Let me explain. I was called by a dear friend last Monday morning on my way in to the office. To make a long story short, my friend was confiding in me that he has lost control of his life due to a battle with alcohol and Rx drugs. This friend is at the point where he realizes he needs help and that he is in danger of losing those around him who he loves. I talked to him and told him that I would be there for him socially as I can not ethically offer him professional assistance other than referrals. I also told him what every "good Christian" would say: "I'll be praying for you." I did pray for him too, several times. I have invited him to some church functions and spoken with him two times since then and he reports positive progress but I continue to be worried about him.
Here is where my heart has been convicted. Since having that conversation the Holy Spirit has placed the thought in my head several times (I think it's 5 times to be exact), to get my wife in the car and drive to my friend's house and pray with him and for him there. I don't know why I have been moved to do this or if anything will be accomplished by it, just that I should do it. Sadly, I have ignored this up to this point. I think that by ignoring this thought that could only come from that which is Holy was sinful and I am confessing of that sin. My reason for thinking this comes from James 2: 8-13. In this passage James is admonishing his readers about showing favoritism regarding who they worship with and who they offer the gospel message to. He points out that by doing this it makes you no better off than a murderer or adulterer because you did not show mercy and do what you have been called to do as a Christian. I had so many excuses not to go and pray with my friend, some of which being: “I need to finish cutting the grass,” “He wouldn’t want to be disturbed,” and even “What if he’s drinking when I get there?” How lame are those excuses? I should be there now as a matter of fact. I should have gone there as soon as he first called me, but I didn’t and I have not shown the mercy that God has had on me to this person that I call a friend.

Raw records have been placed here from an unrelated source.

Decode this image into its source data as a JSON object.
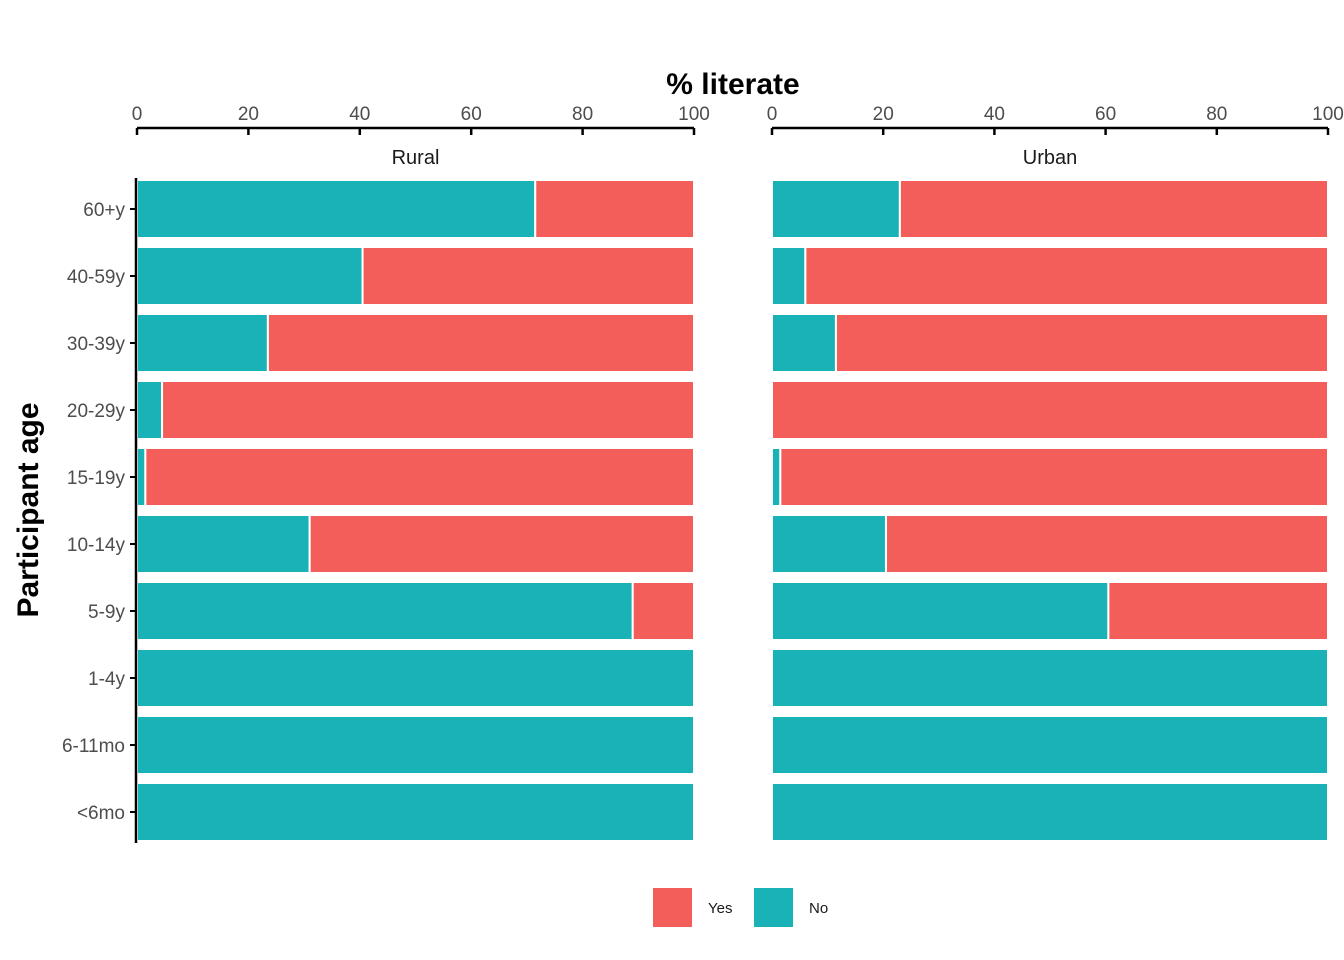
{
  "chart_data": {
    "type": "bar",
    "stacked": true,
    "orientation": "horizontal",
    "xlabel": "% literate",
    "ylabel": "Participant age",
    "xlim": [
      0,
      100
    ],
    "x_ticks": [
      0,
      20,
      40,
      60,
      80,
      100
    ],
    "categories": [
      "60+y",
      "40-59y",
      "30-39y",
      "20-29y",
      "15-19y",
      "10-14y",
      "5-9y",
      "1-4y",
      "6-11mo",
      "<6mo"
    ],
    "legend_position": "bottom",
    "series_colors": {
      "Yes": "#F35E5A",
      "No": "#19B3B7"
    },
    "legend": [
      {
        "name": "Yes",
        "color": "#F35E5A"
      },
      {
        "name": "No",
        "color": "#19B3B7"
      }
    ],
    "facets": [
      {
        "name": "Rural",
        "series": [
          {
            "name": "No",
            "values": [
              71.5,
              40.5,
              23.5,
              4.5,
              1.5,
              31,
              89,
              100,
              100,
              100
            ]
          },
          {
            "name": "Yes",
            "values": [
              28.5,
              59.5,
              76.5,
              95.5,
              98.5,
              69,
              11,
              0,
              0,
              0
            ]
          }
        ]
      },
      {
        "name": "Urban",
        "series": [
          {
            "name": "No",
            "values": [
              23,
              6,
              11.5,
              0,
              1.5,
              20.5,
              60.5,
              100,
              100,
              100
            ]
          },
          {
            "name": "Yes",
            "values": [
              77,
              94,
              88.5,
              100,
              98.5,
              79.5,
              39.5,
              0,
              0,
              0
            ]
          }
        ]
      }
    ]
  }
}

I realize that before I can fully repent of this sin I must go there and offer to pray with him, not pray for him on my own time, but pray with him. I know in my heart that God can pull my friend from his despair, yet I am withholding the power of prayer that God has given to me. I am truly sorry and I will make this right.
If you are my friend that I am referring to in this writing please read this carefully: I love you very much. I can not help you professionally and I can only offer to you that which has rescued me from the same struggles that you are having. Christ is knocking at your door and he can pull your head above the water. Know that I have prayed for you and I am praying as I write this but all that I can do is show you how Jesus has loved me and tell you that He loves you the same and that He is waiting on you to make your decision to come to Him and lay this burden on Him. You are an answer to my prayers because I pray that God will send me opportunities to minister to people. I am sorry for not fulfilling my duty and I ask that you please forgive me and pray for me as well.
I also am praying that all of you who read this begin having a more active prayer life. I will write more thoughts on this in the coming days. Until then, have a blessed day.